Mr. McLean’s career is in many ways
a remarkable one. At the age of twenty-four he was City Editor of the
Brooklyn Daily Eagle, later becoming Editor-in-Chief of this widely
influential newspaper. He remained with
The Eagle
until 1886, when he was largely instrumental in
founding the Brooklyn Daily Citizen, of which he became and is
still the Chief Editor. He is a man of high character and forceful
personality, and personally and through his writings has been a recognized
influence in the community. He is as active and vigorous as ever in his
profession and seems destined to many years of further usefulness. While
not an active politician, his calling has often brought him into contact
with politics, into which he has brought the same energy and enthusiasm
and holds the same high reputation of integrity.
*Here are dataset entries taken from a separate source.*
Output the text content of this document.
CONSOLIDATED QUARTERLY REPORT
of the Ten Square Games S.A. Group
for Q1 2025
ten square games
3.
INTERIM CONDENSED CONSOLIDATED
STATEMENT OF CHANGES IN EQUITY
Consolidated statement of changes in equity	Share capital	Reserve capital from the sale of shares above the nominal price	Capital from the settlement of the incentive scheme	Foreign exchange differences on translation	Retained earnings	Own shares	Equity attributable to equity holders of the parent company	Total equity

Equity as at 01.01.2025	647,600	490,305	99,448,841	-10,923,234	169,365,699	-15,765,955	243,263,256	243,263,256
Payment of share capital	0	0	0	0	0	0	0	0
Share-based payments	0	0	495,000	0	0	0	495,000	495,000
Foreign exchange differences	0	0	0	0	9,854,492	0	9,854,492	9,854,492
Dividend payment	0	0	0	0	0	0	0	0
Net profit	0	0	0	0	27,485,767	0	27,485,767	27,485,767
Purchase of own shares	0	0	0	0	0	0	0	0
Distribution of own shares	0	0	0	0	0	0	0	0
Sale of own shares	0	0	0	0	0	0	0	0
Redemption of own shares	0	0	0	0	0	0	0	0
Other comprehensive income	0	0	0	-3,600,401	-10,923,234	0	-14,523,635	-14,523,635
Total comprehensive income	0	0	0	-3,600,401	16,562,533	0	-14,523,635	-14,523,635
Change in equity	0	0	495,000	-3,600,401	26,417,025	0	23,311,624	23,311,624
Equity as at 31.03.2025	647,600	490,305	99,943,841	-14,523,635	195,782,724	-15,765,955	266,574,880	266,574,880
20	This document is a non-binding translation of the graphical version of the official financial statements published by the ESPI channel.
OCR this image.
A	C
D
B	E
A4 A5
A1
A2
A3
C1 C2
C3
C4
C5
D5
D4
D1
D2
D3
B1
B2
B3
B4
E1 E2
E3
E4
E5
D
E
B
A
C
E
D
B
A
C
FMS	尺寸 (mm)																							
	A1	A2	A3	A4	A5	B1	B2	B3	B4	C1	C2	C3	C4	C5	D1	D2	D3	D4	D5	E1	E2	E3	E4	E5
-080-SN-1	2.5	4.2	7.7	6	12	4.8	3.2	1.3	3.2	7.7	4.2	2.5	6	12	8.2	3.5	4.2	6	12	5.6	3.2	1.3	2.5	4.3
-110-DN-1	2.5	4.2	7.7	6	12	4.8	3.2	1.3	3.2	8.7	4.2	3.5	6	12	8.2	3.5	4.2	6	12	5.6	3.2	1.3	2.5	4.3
He has represented the
Democratic party in many conventions and was a delegate to the
Constitutional Convention of the State of New York in 1915. He was
Chairman of the Democratic Campaign Committee of Kings County in the
presidential campaign of 1912, when Woodrow Wilson received in Brooklyn
the largest majority ever given to a candidate.
Aside from his duties as a
journalist, Mr. McLean is in great demand as a lecturer and after-dinner
speaker and is often called upon to address public gatherings, where his
genial manner, ready wit, and wide knowledge of current affairs always
assure him a popular reception. He has spoken before many Scottish
audiences throughout the country. He is also widely known through his
essays, poems and dramatic compositions.
It has been Mr. McLean ‘s custom for
many years to visit his native land once a year, and in everything that
relates to his fellow-countrymen in America he is warmly interested. He is
a member of the St. Andrew ‘s Society of the State of New York and the New
York Burns Society; and is a director of the Caledonian Hospital, New
York, and a liberal contributor to its support, as to many other worthy
causes. He is a Free Mason.
Mr. McLean married, 1876, Miss Ida
L. Thomson, daughter of John Thomson, now deceased, of Kilmarnock,
Scotland. Of their three children, two survive: Mary, who is now Mrs.
Arthur M. Connett, and David J., at the head of the advertising
department of the Citizen. He is extremely happy in his home life,
his wife and he having succeeded in proving to their own satisfaction at
least that marriage is certainly not a failure.